Now, we will multiply both numerator and denominator by $\omega $, we will get:

$

  \dfrac{{\omega \left( {a + b\omega + c{\omega ^2}} \right)}}{{\omega \left( {b + c\omega +

a{\omega ^2}} \right)}} \\

    \\

   \Rightarrow \dfrac{{\omega \left( {a + b\omega + c{\omega ^2}} \right)}}{{\left( {b\omega

+ c{\omega ^2} + a{\omega ^3}} \right)}} \\

$

Now, let $\dfrac{{{\omega ^2}\left( {a + b\omega + c{\omega ^2}} \right)}}{{\left( {c{\omega

^2} + a{\omega ^3} + b{\omega ^4}} \right)}}$ be equation 3 and $\dfrac{{\omega \left( {a +

b\omega + c{\omega ^2}} \right)}}{{\left( {b\omega + c{\omega ^2} + a{\omega ^3}}

\right)}}$ be equation 4, we get-

$\dfrac{{{\omega ^2}\left( {a + b\omega + c{\omega ^2}} \right)}}{{\left( {c{\omega ^2} +

a{\omega ^3} + b{\omega ^4}} \right)}}$ $ \to $ equation 3

$\dfrac{{\omega \left( {a + b\omega + c{\omega ^2}} \right)}}{{\left( {b\omega + c{\omega

^2} + a{\omega ^3}} \right)}}$ $ \to $ equation 4

Adding the equations mentioned above i.e. equation number 3 and equation number 4, we

will have this equation-

$\dfrac{{{\omega ^2}\left( {a + b\omega + c{\omega ^2}} \right)}}{{\left( {c{\omega ^2} +

a{\omega ^3} + b{\omega ^4}} \right)}} + \dfrac{{\omega \left( {a + b\omega + c{\omega ^2}}

\right)}}{{\left( {b\omega + c{\omega ^2} + a{\omega ^3}} \right)}}$

Solving the equation further and taking the numerator common and then taking the LCM,

we will have:

$\dfrac{{{\omega ^2}\left( {a + b\omega + c{\omega ^2}} \right)}}{{\left( {a + b\omega +

c{\omega ^2}} \right)}} + \dfrac{{\omega \left( {a + b\omega + c{\omega ^2}} \right)}}{{\left(

{a + b\omega + c{\omega ^2}} \right)}}$

Cancelling the equation $a + b\omega + c{\omega ^2}$ which is same in both the equations

in numerator and denominator-

${\omega ^2} + \omega = - 1$

Hence the simplified value of the given equation is -1.

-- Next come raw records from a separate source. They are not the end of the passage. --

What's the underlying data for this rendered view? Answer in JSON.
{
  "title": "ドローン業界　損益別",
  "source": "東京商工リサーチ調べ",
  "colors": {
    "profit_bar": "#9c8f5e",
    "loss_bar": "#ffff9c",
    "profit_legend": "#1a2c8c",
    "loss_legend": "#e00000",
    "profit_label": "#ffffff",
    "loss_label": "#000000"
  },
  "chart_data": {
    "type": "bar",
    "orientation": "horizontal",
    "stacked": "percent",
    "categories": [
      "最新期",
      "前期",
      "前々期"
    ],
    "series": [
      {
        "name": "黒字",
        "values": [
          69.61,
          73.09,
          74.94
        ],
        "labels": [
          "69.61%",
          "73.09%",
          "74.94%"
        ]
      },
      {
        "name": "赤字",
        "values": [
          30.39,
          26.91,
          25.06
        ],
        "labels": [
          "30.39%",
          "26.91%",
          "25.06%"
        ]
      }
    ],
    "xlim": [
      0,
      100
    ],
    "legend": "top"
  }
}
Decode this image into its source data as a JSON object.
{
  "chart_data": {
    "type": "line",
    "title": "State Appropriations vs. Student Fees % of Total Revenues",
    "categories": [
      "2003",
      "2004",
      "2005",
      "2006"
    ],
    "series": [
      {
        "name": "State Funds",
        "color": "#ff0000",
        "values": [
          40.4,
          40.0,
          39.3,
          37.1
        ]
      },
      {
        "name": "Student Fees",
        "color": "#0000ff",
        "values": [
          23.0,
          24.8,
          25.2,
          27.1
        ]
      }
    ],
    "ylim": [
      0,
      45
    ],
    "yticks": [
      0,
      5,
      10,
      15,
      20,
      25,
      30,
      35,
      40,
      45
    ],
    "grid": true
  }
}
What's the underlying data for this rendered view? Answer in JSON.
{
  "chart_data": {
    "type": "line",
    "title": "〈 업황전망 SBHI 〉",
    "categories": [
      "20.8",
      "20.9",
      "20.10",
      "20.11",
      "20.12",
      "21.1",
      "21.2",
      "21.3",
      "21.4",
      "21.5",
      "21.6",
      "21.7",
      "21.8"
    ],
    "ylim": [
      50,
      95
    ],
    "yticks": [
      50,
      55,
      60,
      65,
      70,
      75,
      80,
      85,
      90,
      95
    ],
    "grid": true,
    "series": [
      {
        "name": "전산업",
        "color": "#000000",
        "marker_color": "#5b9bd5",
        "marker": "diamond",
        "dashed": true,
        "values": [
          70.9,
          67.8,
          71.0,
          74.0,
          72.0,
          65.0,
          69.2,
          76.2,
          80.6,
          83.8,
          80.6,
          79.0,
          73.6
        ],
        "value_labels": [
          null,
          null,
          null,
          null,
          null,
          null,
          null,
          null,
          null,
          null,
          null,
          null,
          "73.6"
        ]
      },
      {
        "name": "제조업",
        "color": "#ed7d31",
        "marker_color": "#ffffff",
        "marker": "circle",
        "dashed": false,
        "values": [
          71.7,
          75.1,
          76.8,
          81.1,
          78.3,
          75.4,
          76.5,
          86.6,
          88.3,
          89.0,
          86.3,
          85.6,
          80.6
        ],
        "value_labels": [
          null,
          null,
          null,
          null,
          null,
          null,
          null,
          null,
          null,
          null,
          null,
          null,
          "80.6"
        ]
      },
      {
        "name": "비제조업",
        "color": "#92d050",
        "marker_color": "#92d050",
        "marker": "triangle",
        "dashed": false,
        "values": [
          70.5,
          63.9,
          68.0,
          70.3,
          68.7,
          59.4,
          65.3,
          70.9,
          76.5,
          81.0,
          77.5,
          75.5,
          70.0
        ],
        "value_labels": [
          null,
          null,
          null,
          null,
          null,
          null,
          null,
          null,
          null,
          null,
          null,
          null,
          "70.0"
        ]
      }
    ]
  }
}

Note: To simplify the equations, always opt for the way of dividing them into two parts so that it won’t be congested and also solve them separately by naming the equations one or two. After solving separately, bring them together and carry on with the question.